At 41 years, this is a turning point in my life, trying to decide if I am gonna get married or not, so it was easy to write about that fear. And also the fear of being overwhelmed in the city. And, there’s a big part of the movie where he’s wrestling with paying his rent and about his job …
He has a choice to make between a committed lifestyle, which is terrifying to him, and a fantasy lifestyle [of the vampire] to have complete sexual freedom with no repercussions. But what he thought was a beautiful fantastic lifestyle is even scarier than commitment.
The film feels a bit like Woody Allen meets Girls meets Twilight (for the vampire aspect). What do you think of that?
I’ve been watching Woody Allen my whole life and feel like I have always been influenced by his work so I think regardless, anything I do is going to be influenced by Woody Allen.
And Girls - I identify with Lena Dunham a lot - her Tiny Furniture is about that awkwardness of graduating college - knowing what she was going to do with her life. And Twilight well, that’s a melodrama but there’s the romantic/relationship aspect as well.
You do come across as a kind of the Turkish Woody Allen.
That’s because there is a dearth of Turkish filmmakers in America. I don’t know of any. If I was trying to make movies that were similar to Won Kar Wai, I’d be the Turkish Won Kar Wai as there are no other Turkish filmmakers making those kind of films. I think on my best day I might be able to touch Woody Allen on his absolute worst day.
How about the snappy writing?
I write the script myself - I have to write the first draft really quickly in two weeks or so and effusively pour it out, then I spend months re-writing it.

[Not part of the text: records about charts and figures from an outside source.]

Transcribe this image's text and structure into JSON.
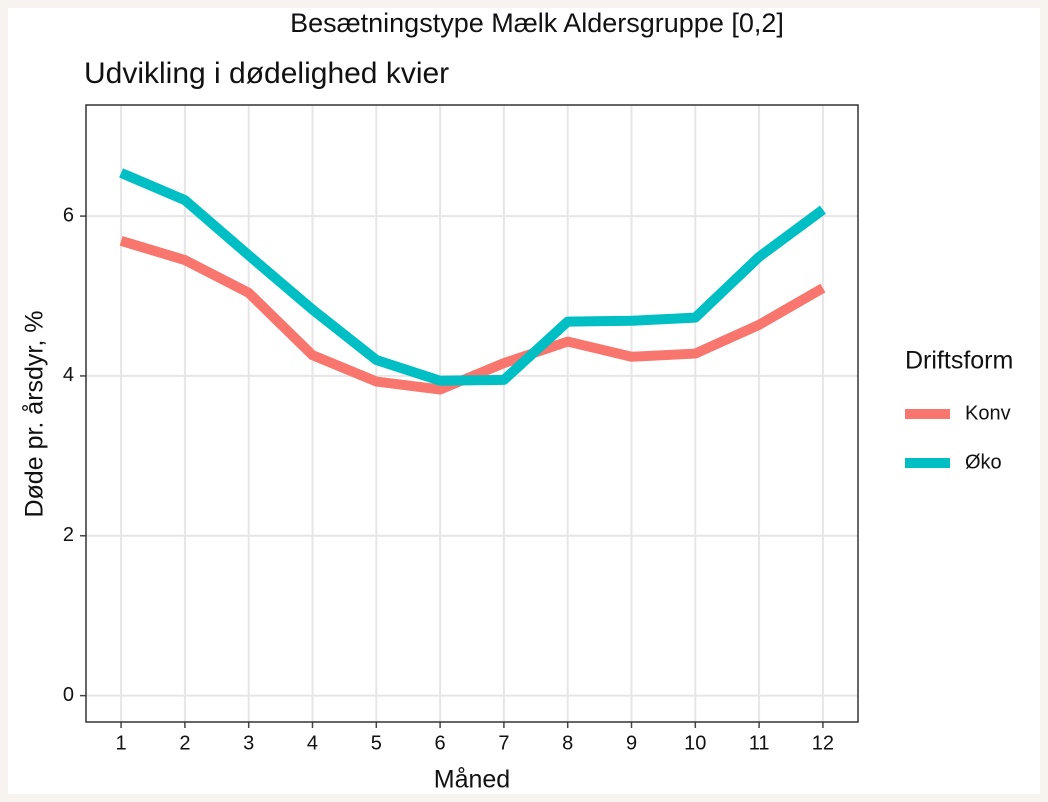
{
  "chart_data": {
    "type": "line",
    "title": "Besætningstype Mælk Aldersgruppe [0,2]",
    "subtitle": "Udvikling i dødelighed kvier",
    "x_label": "Måned",
    "y_label": "Døde pr. årsdyr, %",
    "x": [
      1,
      2,
      3,
      4,
      5,
      6,
      7,
      8,
      9,
      10,
      11,
      12
    ],
    "series": [
      {
        "name": "Konv",
        "color": "#f8766d",
        "values": [
          5.69,
          5.45,
          5.04,
          4.26,
          3.93,
          3.83,
          4.16,
          4.43,
          4.24,
          4.28,
          4.64,
          5.1
        ]
      },
      {
        "name": "Øko",
        "color": "#00bfc4",
        "values": [
          6.54,
          6.2,
          5.51,
          4.83,
          4.2,
          3.94,
          3.95,
          4.68,
          4.69,
          4.73,
          5.49,
          6.08
        ]
      }
    ],
    "legend_title": "Driftsform",
    "legend": "right",
    "xlim": [
      0.45,
      12.55
    ],
    "xticks": [
      1,
      2,
      3,
      4,
      5,
      6,
      7,
      8,
      9,
      10,
      11,
      12
    ],
    "ylim": [
      -0.33,
      7.39
    ],
    "yticks": [
      0,
      2,
      4,
      6
    ],
    "grid": true
  }
}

What I didn’t want to do and what I’ve done with previous films - is rehearse and get actors to learn it verbatim. I wanted it to be very loose and feel very improvisational.
We never rehearsed and - just kind of read thorough it and hit the main talking points, on shorter scenes we memorized them, but mainly we wanted to abandon the dialog but keep the context and the funny jokes.
So, he’s a lazy guy in relationships and he brings all his dates to the same place. How much of this was about character or was it a budget issue?
It was a budget and then a character thing. He’s so unoriginal and listless with his choices. We shot very quickly with two cameras in nine days so we knew - we didn’t have the money or time or resources to shoot his seven different dates [in different locations].
So we found a place called Milk & Roses in Greenpoint [Brooklyn]. It worked out really well for the character who is an idiot and who would take every date to the same place.
Those vampire bites were portrayed in a very interesting way.
The way I always saw it was being penetrated, so there was something orgasmic about it. There is a bit of homoeroticism to them. And the whole joke of terrible sex before the bites…
How did you pick your actors?
We had a pretty good script, I wanted to find and get actors that were on the rise independently, on the radar but hadn’t had any major roles yet.
Anna Margaret Hollyman, Dakota Goldhor, Melanie Fisk, these are people I’ve met in the independent film community going to different festivals, in New York, that are all hungry and they want to make good films.
They are known in the low budget indie film world, there are a lot of cameos in the independent film world too, like Alex Carpazzi, who is a director himself from Girls, and Dustin Guy Defa, he’s the one who bites me, he’s really a terrific actor and mainly a director…. and Zach Clark who made a film called White Reindeer that stars Anna Margaret Hollyman.